Monday, December 15, 2008

Welcome To My World

That's what I would have said to him if it were me.

I was sitting on the train on my way to work, my headphones in my ears, blissfully minding my own business. First let me explain the CTA a little for yall. We have different colored lines; my train goes south into downtown. From the first stop to downtown, all you see are black people with a few mexicans and fewer white people. Once the train hits downtown and heads to the north side the demographics flip and there are all white people with few blacks and mexicans.

A white guy had gotten on the train with his bike, and was partially blocking the entrance to the train so if someone wanted to get on he would have had to move his bike. But I resumed my world watching out the train window. Suddenly there was this huge commotion, and as I turned I saw a black woman slap the mans bike out the way, throwing a huge thermos down the aisle of the train that splashed everywhere (im so glad I wasn't sitting over there). Apparently shed asked him to move and he didn't so she pushed the bike out the way.

Im not an advocate of force, so I felt a little bad for the guy. But the fight was not over. The woman stood up to exit the train and the shit really hit the fan. They exchanged some heated "fuck you"s and he called her a few kinds of "bitch" and THEN he said it:

"It's hard being white in a black man's world!"
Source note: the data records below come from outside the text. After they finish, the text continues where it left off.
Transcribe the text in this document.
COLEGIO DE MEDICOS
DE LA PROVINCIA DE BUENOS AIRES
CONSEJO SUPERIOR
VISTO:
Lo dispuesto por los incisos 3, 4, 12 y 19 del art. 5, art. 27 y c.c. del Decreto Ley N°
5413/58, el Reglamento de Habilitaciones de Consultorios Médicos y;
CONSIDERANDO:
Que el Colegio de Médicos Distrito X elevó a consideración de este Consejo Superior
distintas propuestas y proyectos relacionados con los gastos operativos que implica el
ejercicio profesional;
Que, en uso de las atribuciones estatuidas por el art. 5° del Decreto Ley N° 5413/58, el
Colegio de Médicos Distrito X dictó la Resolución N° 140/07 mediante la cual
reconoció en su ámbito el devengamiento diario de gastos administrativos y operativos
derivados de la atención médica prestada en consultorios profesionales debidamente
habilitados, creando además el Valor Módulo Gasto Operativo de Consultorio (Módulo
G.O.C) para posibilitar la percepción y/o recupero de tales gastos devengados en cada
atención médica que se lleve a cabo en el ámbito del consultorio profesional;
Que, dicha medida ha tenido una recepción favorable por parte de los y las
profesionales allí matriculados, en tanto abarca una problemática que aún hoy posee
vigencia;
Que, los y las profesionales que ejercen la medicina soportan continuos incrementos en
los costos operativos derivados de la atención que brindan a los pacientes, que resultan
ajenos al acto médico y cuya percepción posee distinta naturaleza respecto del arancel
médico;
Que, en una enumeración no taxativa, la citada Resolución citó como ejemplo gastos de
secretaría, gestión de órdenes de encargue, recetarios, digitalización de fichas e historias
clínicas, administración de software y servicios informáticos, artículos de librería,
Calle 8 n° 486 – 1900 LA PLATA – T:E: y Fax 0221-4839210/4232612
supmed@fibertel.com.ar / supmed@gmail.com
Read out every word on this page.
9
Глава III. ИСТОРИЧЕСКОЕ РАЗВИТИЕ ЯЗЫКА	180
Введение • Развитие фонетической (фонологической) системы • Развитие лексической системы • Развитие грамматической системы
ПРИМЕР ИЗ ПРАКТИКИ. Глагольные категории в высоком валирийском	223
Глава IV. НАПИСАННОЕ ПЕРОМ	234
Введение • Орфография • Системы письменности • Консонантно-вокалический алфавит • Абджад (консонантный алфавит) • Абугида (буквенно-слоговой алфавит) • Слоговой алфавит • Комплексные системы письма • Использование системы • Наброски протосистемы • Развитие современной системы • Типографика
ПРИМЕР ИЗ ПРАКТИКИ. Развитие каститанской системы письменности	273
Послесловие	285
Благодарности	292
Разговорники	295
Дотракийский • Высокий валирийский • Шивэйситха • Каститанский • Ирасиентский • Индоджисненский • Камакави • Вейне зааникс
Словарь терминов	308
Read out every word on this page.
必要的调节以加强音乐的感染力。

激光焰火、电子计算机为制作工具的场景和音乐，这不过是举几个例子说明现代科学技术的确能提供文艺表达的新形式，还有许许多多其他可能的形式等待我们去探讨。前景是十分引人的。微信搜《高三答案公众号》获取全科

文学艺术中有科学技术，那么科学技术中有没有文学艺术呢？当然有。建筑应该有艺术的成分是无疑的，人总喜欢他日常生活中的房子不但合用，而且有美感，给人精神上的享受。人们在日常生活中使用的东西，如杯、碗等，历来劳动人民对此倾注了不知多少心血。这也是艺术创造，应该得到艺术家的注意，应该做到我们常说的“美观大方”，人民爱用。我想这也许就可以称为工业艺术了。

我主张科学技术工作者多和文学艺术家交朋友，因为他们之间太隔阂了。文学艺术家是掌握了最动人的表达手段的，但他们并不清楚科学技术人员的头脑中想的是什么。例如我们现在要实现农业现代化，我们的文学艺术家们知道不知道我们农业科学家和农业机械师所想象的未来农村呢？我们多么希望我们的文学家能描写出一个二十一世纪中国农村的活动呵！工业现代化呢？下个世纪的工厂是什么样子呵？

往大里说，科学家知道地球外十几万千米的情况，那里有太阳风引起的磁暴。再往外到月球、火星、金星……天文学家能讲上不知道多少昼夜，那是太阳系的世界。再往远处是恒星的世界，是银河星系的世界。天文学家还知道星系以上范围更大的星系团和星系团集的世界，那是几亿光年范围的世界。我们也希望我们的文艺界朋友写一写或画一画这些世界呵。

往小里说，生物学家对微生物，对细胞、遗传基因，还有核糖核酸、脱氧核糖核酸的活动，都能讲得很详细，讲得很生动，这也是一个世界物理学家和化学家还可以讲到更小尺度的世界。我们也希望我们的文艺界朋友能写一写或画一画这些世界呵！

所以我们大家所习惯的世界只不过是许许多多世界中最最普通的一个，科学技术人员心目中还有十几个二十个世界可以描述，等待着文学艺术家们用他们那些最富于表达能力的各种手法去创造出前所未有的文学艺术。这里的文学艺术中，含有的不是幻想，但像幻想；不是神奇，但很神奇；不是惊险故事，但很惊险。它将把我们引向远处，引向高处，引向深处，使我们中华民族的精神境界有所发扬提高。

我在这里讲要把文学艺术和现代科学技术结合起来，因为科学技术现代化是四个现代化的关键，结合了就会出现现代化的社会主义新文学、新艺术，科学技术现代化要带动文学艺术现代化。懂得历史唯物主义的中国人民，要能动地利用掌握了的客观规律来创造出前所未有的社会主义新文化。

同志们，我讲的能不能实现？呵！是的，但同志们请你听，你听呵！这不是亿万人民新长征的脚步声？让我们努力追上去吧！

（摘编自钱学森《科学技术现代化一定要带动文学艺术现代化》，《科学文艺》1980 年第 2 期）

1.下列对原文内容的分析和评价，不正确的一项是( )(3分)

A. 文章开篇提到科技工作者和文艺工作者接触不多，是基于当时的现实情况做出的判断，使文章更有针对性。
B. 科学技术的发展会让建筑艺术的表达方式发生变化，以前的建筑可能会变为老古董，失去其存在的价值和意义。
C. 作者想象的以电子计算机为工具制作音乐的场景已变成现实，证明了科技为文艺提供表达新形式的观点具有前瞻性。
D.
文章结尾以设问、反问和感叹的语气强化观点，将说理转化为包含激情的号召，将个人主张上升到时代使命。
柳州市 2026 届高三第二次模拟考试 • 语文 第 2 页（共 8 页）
Yall, when I say I was dying laughing, I mean Im sure I was red from trying to keep from bustin up out loud. Im laughing now as I write this, and it definitely happened like two days ago.

On the one hand, that's the funniest shit I've ever heard, and something I never thought id hear. On the other hand, Im insulted. I immediately thought about how we have a black president now and I don't appreciate the thought that just because we have a black president this is a "black mans world". Because the truth of the matter is, we're still the minority. We still get persecuted, we still have stereotypes, we still are, in some places, oppressed. People are still prejudiced against us.

However, that was just so funny and random that I had to share it.

Work has been good. They taught me how to work the register, and hopefully they'll start putting me on it more. I like working with money. I don't like walking the sales floor as much, but my coworkers make it fun sometimes and often the customers are nice.

And by the way, partying and working retail do not a very happy Demiera make, so Im spending today recovering my feet which are rebelling from being stuffed in 4 inch stiletto boots and nursing my very empty and very unhappy stomach back into full health WHILE fixing the knees that give out every other day.

The things we do for money.

1 comment:

BongFlo said...

you bet! we gotta do what we gotta do for money. the nice thing about it is the experience that goes along with it. look at it this way, money can buy you anything, it can even hide all the deformities in our life BUT money can't buy you happiness. forget that rebellious feet, those can be rested, forget that unhappy stomach, you will have your fill. at the end of the day, it will all boil down to the happy experiences you had and the faces of life that put a smile on your face. be happy! ciao!